Jonge wetenschappers kunnen een betaalde promotie doen om aan hun vaardigheden te werken. Voor jonge kunstenaars zou ook zo’n regeling moeten komen, zegt kunsthistorica Claudine de With.
RijksakademieOPEN 2011 afgelopen weekend in Amsterdam gaf weer een fantastisch beeld van het veelbelovende werk van jonge nationale en internationale kunstenaars. Maar bij de uitgang komt meteen de gedachte op zou er een editie in 2012 zijn?

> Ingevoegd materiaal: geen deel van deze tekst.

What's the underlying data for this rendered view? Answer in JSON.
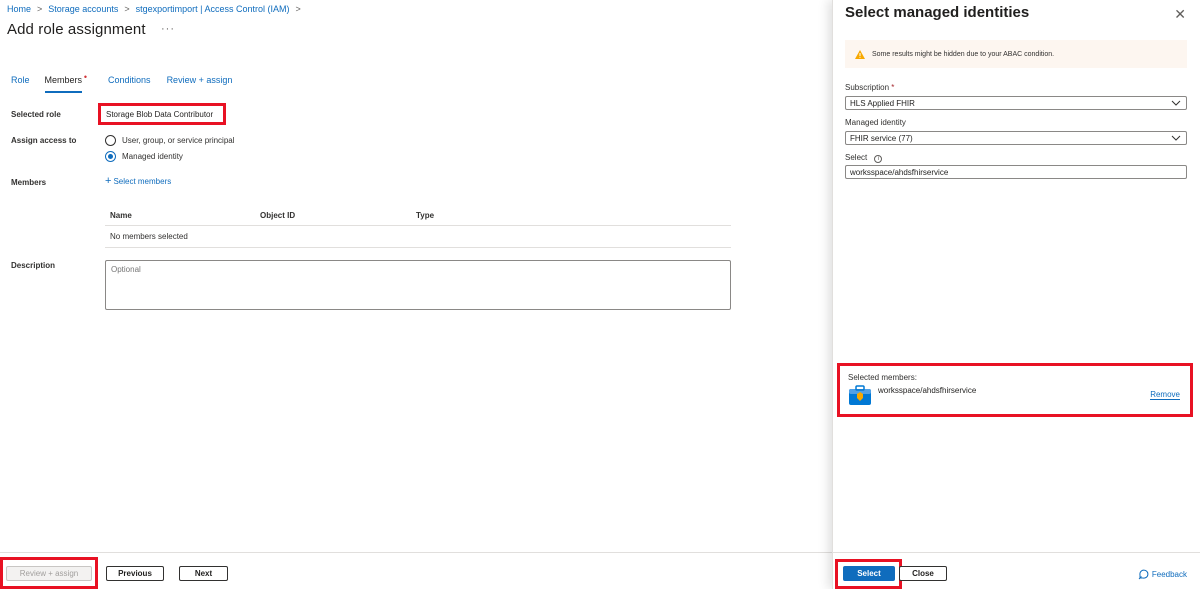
{
  "breadcrumb": {
    "items": [
      "Home",
      "Storage accounts",
      "stgexportimport | Access Control (IAM)"
    ],
    "separator": ">"
  },
  "page": {
    "title": "Add role assignment",
    "more": "···"
  },
  "tabs": [
    {
      "label": "Role"
    },
    {
      "label": "Members",
      "required_mark": "•"
    },
    {
      "label": "Conditions"
    },
    {
      "label": "Review + assign"
    }
  ],
  "form": {
    "selected_role_label": "Selected role",
    "selected_role_value": "Storage Blob Data Contributor",
    "assign_access_label": "Assign access to",
    "assign_options": [
      "User, group, or service principal",
      "Managed identity"
    ],
    "assign_selected_index": 1,
    "members_label": "Members",
    "select_members_link": "Select members",
    "select_members_plus": "+",
    "table_headers": {
      "name": "Name",
      "object_id": "Object ID",
      "type": "Type"
    },
    "table_empty": "No members selected",
    "description_label": "Description",
    "description_placeholder": "Optional"
  },
  "footer": {
    "review_assign": "Review + assign",
    "previous": "Previous",
    "next": "Next"
  },
  "panel": {
    "title": "Select managed identities",
    "close_glyph": "✕",
    "warning": "Some results might be hidden due to your ABAC condition.",
    "subscription_label": "Subscription",
    "required_mark": "*",
    "subscription_value": "HLS Applied FHIR",
    "managed_identity_label": "Managed identity",
    "managed_identity_value": "FHIR service (77)",
    "select_label": "Select",
    "info_glyph": "i",
    "select_value": "worksspace/ahdsfhirservice",
    "selected_members_label": "Selected members:",
    "selected_member_name": "worksspace/ahdsfhirservice",
    "remove": "Remove",
    "select_button": "Select",
    "close_button": "Close",
    "feedback": "Feedback"
  },
  "colors": {
    "accent": "#0f6cbd",
    "highlight": "#e81123",
    "warning_icon": "#f7a800"
  }
}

Met het wegsnijden van postacademische instellingen als de Rijksakademie, de Ateliers, het Berlage Instituut voor veelbelovende architecten en de vele productiehuizen voor talentvolle toneelmakers, snijdt de regering in de wortels van het kunstbestel met onherstelbare schade als gevolg. Ieder jaar weer leveren deze instituten kunstenaars af die, doordat zij zich in alle vrijheid in een stimulerende werkomgeving kunnen ontwikkelen, een kans krijgen op de meedogenloze arbeidsmarkt.
Ook voor deze regering is de stimulering van de kenniseconomie van belang voor een innovatief en creatief klimaat. Dat ze daarbij inzet op grotere verantwoordelijkheid, meer burgerinitiatieven en ondernemerschap is positief. Alleen gaat deze vlieger niet op wanneer we het hebben over de broedplaatsen van nieuw talent.
De overheid kan haar handen niet van het ontwikkelen van toptalent in de kunsten terugtrekken. Net als wetenschappers zijn kunstenaars na hun afstuderen uiterst kwetsbaar. Ik, als wetenschapper, krijg vier jaar de tijd om mij tijdens een promotietraject met een redelijk salaris te ontwikkelen tot een volwaardige wetenschapper. Die tijd hebben promovendi hard nodig om vaardigheden te ontwikkelen, een richting te vinden voor onderzoek, te publiceren, en ervaring op te doen in conferenties en seminars. De overheid neemt in dit geval wel haar verantwoordelijkheid. Voor kunstenaars, wiens wereld nog veel complexer is, is dit nog veel meer van belang. Ze hebben een broedplaats nodig waar ze samen met andere kunstenaars kunnen onderzoeken en ervaren hoe ze hun kunst waar kunnen maken.